Making Progress in Cancer Detection

InTouch Spring 2011

Morris Kletzel     

Morris Kletzel, MD, MBA is one of the foremost authorities on pediatric stem cell transplants in the U.S. His laboratory has developed molecular techniques to detect minimal residual disease (MRD) in patients with neuroblastoma and leukemia. This refers to the presence of a small number of residual tumor cells left within the patient after treatment or removal of the primary tumor. There are different methods of detecting MRD in leukemias, each with different levels of detection. Compared with flow cytometry-based methods, which have a sensitivity of about 1:10,000, DNA-based methods allow for detection of leukemic blasts as low as 1 in 106 normal cells.

In a substantial fraction of acute myeloid leukemia (AML) patients, however, neither the flow cytometry nor the DNA-based method is useful. MRD detection by measuring WT1 expression is an attractive alternative, as the assay does not require bone marrow aspirate samples; peripheral blood can be used for all AML patients.

The Kletzel lab uses qRT-PCR (quantitative reverse transcriptase polymerase chain reaction) to detect two genes transcripts: tyrosine hydroxylase in peripheral blood and bone marrow as a marker of MRD in neuroblastoma, and the Wilms’ tumor gene (WT1) for all leukemias. High levels of WT1 expression have been reported in 90 to 100 percent of AML and 60 to 90 percent of acute lymphoblastic leukemia (ALL) blasts.

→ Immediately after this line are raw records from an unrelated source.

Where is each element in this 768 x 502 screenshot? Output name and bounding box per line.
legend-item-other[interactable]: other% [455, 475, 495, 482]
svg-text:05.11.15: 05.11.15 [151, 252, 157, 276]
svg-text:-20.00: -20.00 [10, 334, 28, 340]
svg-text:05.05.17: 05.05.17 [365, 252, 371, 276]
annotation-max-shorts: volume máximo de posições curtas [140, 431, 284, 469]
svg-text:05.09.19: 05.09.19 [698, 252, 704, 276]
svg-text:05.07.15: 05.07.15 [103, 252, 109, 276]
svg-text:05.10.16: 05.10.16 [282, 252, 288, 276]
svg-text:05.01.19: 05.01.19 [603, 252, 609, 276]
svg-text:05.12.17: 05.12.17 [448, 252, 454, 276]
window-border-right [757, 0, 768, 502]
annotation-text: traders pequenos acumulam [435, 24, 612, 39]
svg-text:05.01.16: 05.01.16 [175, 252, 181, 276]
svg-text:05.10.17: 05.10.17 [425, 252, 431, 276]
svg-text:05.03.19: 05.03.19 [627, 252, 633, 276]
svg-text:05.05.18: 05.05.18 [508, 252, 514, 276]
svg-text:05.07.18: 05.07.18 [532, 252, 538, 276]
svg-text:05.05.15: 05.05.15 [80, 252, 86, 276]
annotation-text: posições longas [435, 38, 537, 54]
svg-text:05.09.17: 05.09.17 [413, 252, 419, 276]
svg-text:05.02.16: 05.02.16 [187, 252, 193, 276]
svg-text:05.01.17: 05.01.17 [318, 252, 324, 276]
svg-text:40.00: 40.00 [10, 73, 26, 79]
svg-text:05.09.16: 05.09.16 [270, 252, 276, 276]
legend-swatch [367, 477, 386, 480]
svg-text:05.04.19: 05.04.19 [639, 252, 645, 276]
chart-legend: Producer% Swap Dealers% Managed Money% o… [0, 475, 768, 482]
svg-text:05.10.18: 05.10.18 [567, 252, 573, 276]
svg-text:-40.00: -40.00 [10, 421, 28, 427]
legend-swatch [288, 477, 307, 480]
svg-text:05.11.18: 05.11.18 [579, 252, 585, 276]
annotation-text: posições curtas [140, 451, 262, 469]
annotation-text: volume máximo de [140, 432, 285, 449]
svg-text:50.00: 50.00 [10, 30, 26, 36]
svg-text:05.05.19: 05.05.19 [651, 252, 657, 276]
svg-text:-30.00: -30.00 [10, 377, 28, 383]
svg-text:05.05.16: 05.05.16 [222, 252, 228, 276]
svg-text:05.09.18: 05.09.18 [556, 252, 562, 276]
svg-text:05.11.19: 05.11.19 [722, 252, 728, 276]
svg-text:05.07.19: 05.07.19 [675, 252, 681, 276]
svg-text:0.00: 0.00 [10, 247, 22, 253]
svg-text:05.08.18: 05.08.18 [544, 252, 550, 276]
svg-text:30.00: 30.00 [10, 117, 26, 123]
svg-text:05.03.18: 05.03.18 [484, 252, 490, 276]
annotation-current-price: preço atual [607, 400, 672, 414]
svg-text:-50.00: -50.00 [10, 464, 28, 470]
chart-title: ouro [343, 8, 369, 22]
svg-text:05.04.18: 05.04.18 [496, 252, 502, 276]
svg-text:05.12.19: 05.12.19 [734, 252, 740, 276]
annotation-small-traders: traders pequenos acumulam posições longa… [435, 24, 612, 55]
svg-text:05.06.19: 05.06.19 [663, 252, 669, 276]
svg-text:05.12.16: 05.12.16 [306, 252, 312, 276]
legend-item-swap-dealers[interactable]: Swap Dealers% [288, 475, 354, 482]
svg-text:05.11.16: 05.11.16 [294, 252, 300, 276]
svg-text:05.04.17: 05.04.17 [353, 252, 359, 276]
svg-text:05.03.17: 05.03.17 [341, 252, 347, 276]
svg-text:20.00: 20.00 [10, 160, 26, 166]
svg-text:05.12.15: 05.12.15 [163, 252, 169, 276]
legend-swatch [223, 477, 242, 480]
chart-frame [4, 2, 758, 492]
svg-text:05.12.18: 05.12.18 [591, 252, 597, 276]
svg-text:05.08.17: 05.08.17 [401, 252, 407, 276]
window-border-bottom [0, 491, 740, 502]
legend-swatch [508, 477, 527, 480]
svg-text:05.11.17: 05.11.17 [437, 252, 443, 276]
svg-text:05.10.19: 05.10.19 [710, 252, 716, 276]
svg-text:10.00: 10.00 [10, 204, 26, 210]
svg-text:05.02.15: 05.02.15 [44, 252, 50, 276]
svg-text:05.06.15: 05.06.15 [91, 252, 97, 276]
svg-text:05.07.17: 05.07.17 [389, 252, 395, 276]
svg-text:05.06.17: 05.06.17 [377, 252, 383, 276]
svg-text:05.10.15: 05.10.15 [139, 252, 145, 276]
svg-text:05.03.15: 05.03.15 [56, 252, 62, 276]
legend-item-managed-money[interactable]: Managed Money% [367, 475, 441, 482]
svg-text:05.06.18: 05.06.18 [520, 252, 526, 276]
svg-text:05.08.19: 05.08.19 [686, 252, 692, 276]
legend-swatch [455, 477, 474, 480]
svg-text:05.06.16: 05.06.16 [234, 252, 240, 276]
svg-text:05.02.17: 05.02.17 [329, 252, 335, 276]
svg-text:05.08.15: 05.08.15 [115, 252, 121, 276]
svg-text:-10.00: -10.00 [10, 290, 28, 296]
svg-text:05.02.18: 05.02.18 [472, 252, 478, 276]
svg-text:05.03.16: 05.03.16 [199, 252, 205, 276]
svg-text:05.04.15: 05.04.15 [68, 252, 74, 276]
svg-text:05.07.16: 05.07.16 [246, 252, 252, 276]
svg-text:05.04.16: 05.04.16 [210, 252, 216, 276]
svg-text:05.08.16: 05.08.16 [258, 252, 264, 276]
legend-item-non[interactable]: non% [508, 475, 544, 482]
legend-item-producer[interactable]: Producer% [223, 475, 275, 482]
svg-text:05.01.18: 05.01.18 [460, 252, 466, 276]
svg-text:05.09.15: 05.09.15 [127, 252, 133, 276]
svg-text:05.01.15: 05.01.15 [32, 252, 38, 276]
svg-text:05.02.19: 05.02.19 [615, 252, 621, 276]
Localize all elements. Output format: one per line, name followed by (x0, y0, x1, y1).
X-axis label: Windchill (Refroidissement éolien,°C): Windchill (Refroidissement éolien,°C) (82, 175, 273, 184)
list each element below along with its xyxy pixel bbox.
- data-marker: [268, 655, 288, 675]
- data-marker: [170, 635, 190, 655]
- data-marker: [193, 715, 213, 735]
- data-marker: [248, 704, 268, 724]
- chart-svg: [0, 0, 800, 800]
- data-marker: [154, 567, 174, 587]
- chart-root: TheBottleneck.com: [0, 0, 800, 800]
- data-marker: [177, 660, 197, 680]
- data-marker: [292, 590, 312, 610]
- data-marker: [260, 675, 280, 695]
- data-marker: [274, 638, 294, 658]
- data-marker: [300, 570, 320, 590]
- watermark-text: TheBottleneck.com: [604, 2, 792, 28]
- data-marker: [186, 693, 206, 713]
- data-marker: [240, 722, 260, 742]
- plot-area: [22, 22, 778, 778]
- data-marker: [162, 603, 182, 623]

This has led to its increasing use in measuring MRD in leukemia patients after initial therapy. Kletzel’s studies indicate that the detection of over-expression of WT1 in blood samples obtained following induction therapy in patients with leukemia is associated with poor prognosis.

Experts agree on these findings. There is a growing consensus that the level of MRD in patients after therapy can serve as an important prognostic factor that determines long-term outcomes. Patients with undetectable levels of MRD demonstrate improved survival after hematopoietic stem cell transplant (HSCT). The Kletzel lab doesn’t yet understand the mechanism; in fact, the literature confirms that there is widespread uncertainty throughout the scientific community on how WT1 functions. Kletzel hypothesizes that WT1 is a surrogate marker for proliferation, and the data support that hypothesis. There are other investigators who have said that WT1 may be involved in the development of leukemia. What is very difficult to determine is whether it regulates proliferation, promotes leukemogenesis or acts according to an internal signaling. “So we’re working on that,” says Kletzel. “Actually, as we speak we’re presenting a paper in Italy on the role of WT1 correlating juvenile myelomonocytic leukemia (JMML), a rare stem cell disease and its unique proliferative charcteristic. It has never been reported.” He is referring to the International Conference on WT1 in Human Neoplasia, which met in April. According to Marie Olszewski, a member of the Kletzel lab who coordinates the MRD project and attended the meeting, the organization is quite focused. “I learned so much from the science being presented. Questions continue to be posted: Is WT1 an oncogene? Or a tumor suppressor? Or bidirectional? It’s a very complex gene”.

The MRD project’s clinical impact is immediate; in fact, it is beginning to be used with patients. The lab is one of 16 major pediatric transplant centers throughout the U.S. involved in a clinical trial to measure WT1 in patients with AML. Patients going to transplant will have their marrow and/or peripheral blood screened at baseline, and again post-transplant. Kletzel’s group will be the reference lab to measure WT1 messenger RNA levels using qRT-PCR, and their association with long-term outcome. This trial is being supported and certified by the Center for International Blood and Marrow Transplant Research (CIBMTR), which is a combined research program of the National Marrow Donor Program® and the Medical College of Wisconsin. CIBMTR serves as the national registry of transplantation for patients with AML. Kletzel says, “We are going to see how patients who go to transplant with MRD do after they get transplant.”

Morris Kletzel heads the Children’s Memorial Center for Cancer and Blood Disorders, which is a part of the Robert H. Lurie Comprehensive Cancer Center of Northwestern University. Kletzel is Professor of Pediatrics at Northwestern University Feinberg School of Medicine and the Meryl Suzanne Weiss Distinguished Professor in Hematology, Oncology and Stem Cell Transplant. He is also a member of the Clinical and Translational Research Program of the research center.